Eckhart Tolle, for the unacquainted, is arguably one of the most important living spiritual teachers--or at least among the most famous in the West. His work is pretty interesting: he combines (or appropriates, depending on how you view it) elements of Buddhism, centered on a version of mindfulness he most often refers to as “the Now,” and wisdoms from other spiritual traditions, namely Christianity. He, like many so-called “enlightened” folks, see the common thread of liberation in each tradition, and it’s that part of his message that resonates most with me.

And, while I sometimes find his perspective limiting (he is a rich white dude after all) and possibly inaccessible (“consciousness” may be most available to people not facing intense neuro-atypical struggles), I embrace his central message of presence/mindfulness/”Now”-ness.

We all get glimmers of The Now. A few delicious seconds in which we feel fully present. These moments can be especially triggered by the unfamiliar, causing what some call “beginner’s mind.” This is what makes traveling so invigorating: it forces you into the moment by confronting you with environmental newness. Our days are typically too routine; and, while routines can provide helpful mental spaciousness, they can also cause you to fall into a fog of overthinking.

 Starboy and Eckhart Tolle by N Marie 

Starboy and Eckhart Tolle by N Marie 

Tolle claims to be able to access this present-moment sweetness whenever he likes. He says he can actually switch his “thinking mind” on and off, accessing The Now at will. Part of me doesn't want to believe him, but mostly because I'm jealous. I hope to get there some day with my mindfulness practice.


But one annoying obstacle I keep running into is that the Weeknd’s Starboy won’t stop playing in my head.

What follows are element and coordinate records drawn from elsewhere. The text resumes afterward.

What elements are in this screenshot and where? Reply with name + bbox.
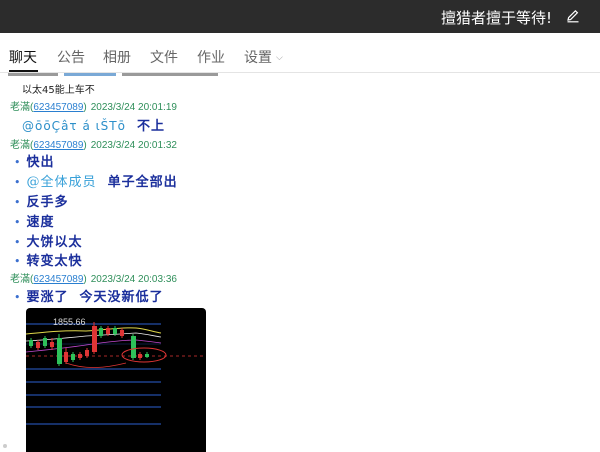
- bullet-icon: •: [14, 176, 22, 189]
- message-text: 以太45能上车不: [22, 85, 95, 96]
- tab-homework[interactable]: 作业: [197, 47, 225, 67]
- active-tab-indicator: [9, 70, 38, 72]
- message-text: @ōōÇâτ á ιŠTō 不上: [22, 115, 165, 134]
- message-timestamp: 2023/3/24 20:03:36: [90, 274, 177, 285]
- sender-name[interactable]: 老滿: [10, 274, 30, 285]
- bullet-icon: •: [14, 236, 22, 249]
- chevron-down-icon: ⌵: [276, 53, 283, 63]
- bullet-icon: •: [14, 216, 22, 229]
- message-line: • 大饼以太: [14, 235, 83, 250]
- tab-settings[interactable]: 设置 ⌵: [244, 47, 283, 67]
- tab-announcement[interactable]: 公告: [57, 47, 85, 67]
- chart-screenshot: [26, 322, 206, 425]
- tab-bar: 聊天 公告 相册 文件 作业 设置 ⌵: [0, 33, 600, 73]
- message-line: • 要涨了 今天没新低了: [14, 290, 164, 305]
- window-title: 擅猎者擅于等待!: [440, 9, 552, 27]
- sender-name[interactable]: 老滿: [10, 102, 30, 113]
- title-bar: 擅猎者擅于等待!: [0, 0, 600, 33]
- message-header: 老滿(623457089) 2023/3/24 20:03:36: [10, 274, 177, 285]
- message-line: • 速度: [14, 215, 55, 230]
- message-line: • @全体成员 单子全部出: [14, 175, 178, 190]
- message-header: 老滿(623457089) 2023/3/24 20:01:32: [10, 140, 177, 151]
- message-timestamp: 2023/3/24 20:01:19: [90, 102, 177, 113]
- chart-price-label: 1855.66: [53, 317, 86, 327]
- message-line: 不上: [137, 119, 166, 134]
- mention-all[interactable]: @全体成员: [27, 175, 97, 190]
- chat-message-list[interactable]: 以太45能上车不 老滿(623457089) 2023/3/24 20:01:19…: [0, 73, 600, 452]
- garbled-mention: @ōōÇâτ á ιŠTō: [22, 119, 126, 133]
- message-header: 老滿(623457089) 2023/3/24 20:01:19: [10, 102, 177, 113]
- bullet-icon: •: [14, 156, 22, 169]
- tab-chat[interactable]: 聊天: [9, 47, 37, 67]
- tab-album[interactable]: 相册: [103, 47, 131, 67]
- sender-name[interactable]: 老滿: [10, 140, 30, 151]
- message-timestamp: 2023/3/24 20:01:32: [90, 140, 177, 151]
- bullet-icon: •: [14, 196, 22, 209]
- tab-files[interactable]: 文件: [150, 47, 178, 67]
- tab-settings-label: 设置: [244, 50, 272, 66]
- message-line: • 转变太快: [14, 254, 83, 269]
- message-image[interactable]: 1855.66: [26, 308, 206, 452]
- bullet-icon: •: [14, 291, 22, 304]
- message-line: • 快出: [14, 155, 55, 170]
- pencil-icon[interactable]: [566, 9, 580, 23]
- sender-qq-link[interactable]: 623457089: [33, 102, 83, 113]
- clipped-message-header: [8, 73, 218, 77]
- sender-qq-link[interactable]: 623457089: [33, 274, 83, 285]
- bullet-icon: •: [14, 255, 22, 268]
- sender-qq-link[interactable]: 623457089: [33, 140, 83, 151]
- scroll-indicator: [3, 444, 7, 448]
- message-line: • 反手多: [14, 195, 69, 210]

It’s been there for at least a full month, occasionally switching out with Sidewalks or Cranes in the Sky (both of which are way better, imo).

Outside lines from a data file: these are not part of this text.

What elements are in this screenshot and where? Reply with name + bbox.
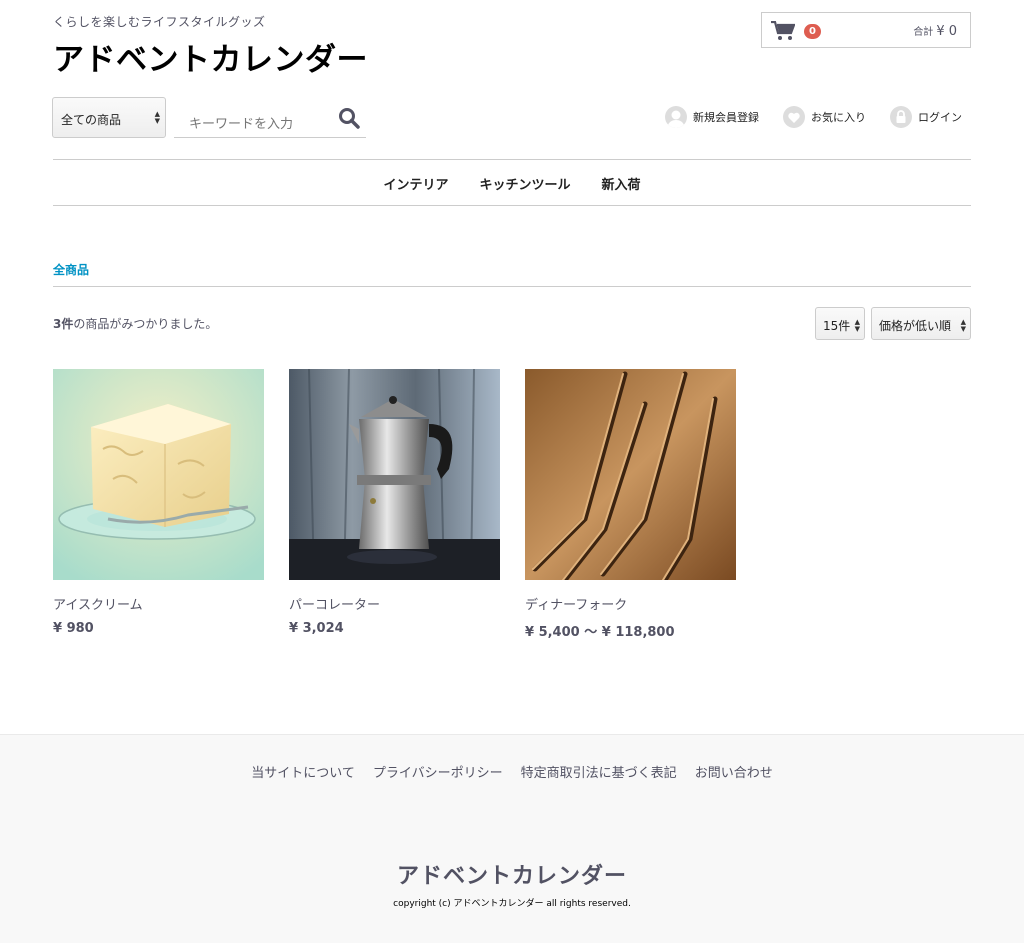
- cart-icon: [771, 21, 795, 40]
- category-select[interactable]: 全ての商品 ▲ ▼: [52, 97, 166, 138]
- cart-total: 合計 ¥ 0: [913, 23, 957, 39]
- product-price: ¥ 3,024: [289, 621, 344, 636]
- product-card[interactable]: パーコレーター ¥ 3,024: [289, 369, 500, 636]
- register-label: 新規会員登録: [693, 111, 759, 124]
- product-image-percolator[interactable]: [289, 369, 500, 580]
- select-arrows-icon: ▲ ▼: [154, 110, 160, 125]
- search-icon[interactable]: [338, 107, 360, 129]
- login-link[interactable]: ログイン: [890, 106, 962, 128]
- global-nav: インテリア キッチンツール 新入荷: [53, 160, 971, 206]
- lock-icon: [890, 106, 912, 128]
- product-name[interactable]: ディナーフォーク: [525, 594, 736, 613]
- product-price: ¥ 5,400 ～ ¥ 118,800: [525, 625, 675, 640]
- sort-order-select[interactable]: 価格が低い順 ▲ ▼: [871, 307, 971, 340]
- result-count: 3件: [53, 317, 74, 331]
- gnav-item-interior[interactable]: インテリア: [383, 174, 448, 193]
- cart-total-label: 合計: [913, 27, 934, 38]
- category-select-value: 全ての商品: [61, 113, 122, 127]
- shop-logo[interactable]: アドベントカレンダー: [53, 34, 368, 79]
- page-title[interactable]: 全商品: [53, 261, 89, 278]
- result-suffix: の商品がみつかりました。: [73, 317, 218, 331]
- result-count-text: 3件の商品がみつかりました。: [53, 315, 217, 332]
- footer: 当サイトについて プライバシーポリシー 特定商取引法に基づく表記 お問い合わせ …: [0, 734, 1024, 943]
- gnav-item-kitchen-tools[interactable]: キッチンツール: [479, 174, 570, 193]
- product-card[interactable]: アイスクリーム ¥ 980: [53, 369, 264, 636]
- favorites-label: お気に入り: [811, 111, 866, 124]
- shop-tagline: くらしを楽しむライフスタイルグッズ: [53, 15, 266, 29]
- user-icon: [665, 106, 687, 128]
- product-image-dinner-fork[interactable]: [525, 369, 736, 580]
- footer-link-tokushoho[interactable]: 特定商取引法に基づく表記: [521, 762, 677, 781]
- favorites-link[interactable]: お気に入り: [783, 106, 866, 128]
- footer-logo[interactable]: アドベントカレンダー: [0, 858, 1024, 890]
- sort-order-value: 価格が低い順: [879, 319, 952, 333]
- cart-total-value: ¥ 0: [936, 24, 957, 39]
- select-arrows-icon: ▲ ▼: [854, 318, 860, 333]
- footer-link-contact[interactable]: お問い合わせ: [695, 762, 773, 781]
- footer-link-about[interactable]: 当サイトについて: [251, 762, 355, 781]
- product-price: ¥ 980: [53, 621, 94, 636]
- heading-divider: [53, 286, 971, 287]
- copyright: copyright (c) アドベントカレンダー all rights rese…: [393, 899, 631, 909]
- display-count-select[interactable]: 15件 ▲ ▼: [815, 307, 865, 340]
- register-link[interactable]: 新規会員登録: [665, 106, 759, 128]
- footer-link-privacy[interactable]: プライバシーポリシー: [373, 762, 503, 781]
- product-name[interactable]: パーコレーター: [289, 594, 500, 613]
- cart-button[interactable]: 0 合計 ¥ 0: [761, 12, 971, 48]
- cart-count-badge: 0: [804, 24, 821, 39]
- login-label: ログイン: [918, 111, 962, 124]
- gnav-bottom-divider: [53, 205, 971, 206]
- gnav-item-new-arrivals[interactable]: 新入荷: [602, 174, 641, 193]
- display-count-value: 15件: [823, 319, 851, 333]
- product-card[interactable]: ディナーフォーク ¥ 5,400 ～ ¥ 118,800: [525, 369, 736, 640]
- footer-links: 当サイトについて プライバシーポリシー 特定商取引法に基づく表記 お問い合わせ: [0, 762, 1024, 781]
- product-name[interactable]: アイスクリーム: [53, 594, 264, 613]
- product-image-ice-cream[interactable]: [53, 369, 264, 580]
- heart-icon: [783, 106, 805, 128]
- select-arrows-icon: ▲ ▼: [960, 318, 966, 333]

Even when I’m able to turn the volume down on all my other thoughts, I almost ALWAYS have some scrap of song on repeat. It is only those rare moments of pure presence, that the songs actually stop. This lead me to wonder: does Eckhart Tolle ever get a song stuck in his head? Can he turn it off by the same force of will that he shuts down the rest of his thinking? Is it normal to have these songs constantly playing? Is it symptomatic of being mindless (rather than mindful)? More importantly, how can I get rid of them? If I want to, of course. Sometimes it's a real banger and I want to keep it right where it is, thank you very much.

So I did a little research and the stuck-in-your-head songs are called “earworms”! Gross! The most solid-sounding advice for getting rid of them is:

  1. Listen to the sounds of your environment. I mean, REALLY listen. This is a step that’s often included in guided meditation tracks, but apparently it also helps with this earworm phenomenon. If/when the song returns to your mind, repeat the environmental audio-observation. This could be a useful way to maintain mindfulness! Whenever the song creeps back in, just remind yourself to get present.

  2. Do something distracting, but mentally absorbing. Some recommendations include puzzles, work, reading, or writing. Sounds pretty legit. Especially because, time and time again, studies have shown that trying to not focus on the thing will lead you to hyper-focus on that thing. I do worry, however, that the distraction technique might take me further from mindfulness...I mean, isn’t this why people get addicted to consumption? To take their mind off an unsettling problem rather than confronting it? I guess I’m on the fence about this one.

  3. Just listen to the gd song and enjoy it--and focus on it fully. This may be unadvisable if it’s the Space Jam soundtrack, which has afflicted my poor S.O. for past several weeks.

Also, remember that mindfulness is a practice, so be patient and kind with yourself. There are a ton of resources on mindfulness out there (I’ll recommend a few I’ve tried below), and nearly all of them impress that the mind is a muscle that needs to be exercised regularly through practice, via meditation and related methods. Acceptance is also key. If you can accept the song, for example, it has less power or hold on your mind!

How about y’all? Do you have any advice for getting rid of these nasty “earworms” (gag)? Are you friends with Eckhart Tolle and can you ask him for me? Leave your thoughts/earworms in the comments below!

Mindfulness resources: Jon Kabat Zinn; Thich Nhat HanhHeadspace; Stop, Breath, Think; and of course, Eckhart Tolle. Please note that while you can buy these materials, I accessed all of them for free through friends who shared CDs and books and through free versions of the apps and through the OverDrive app, which gives you access to free local library rentals.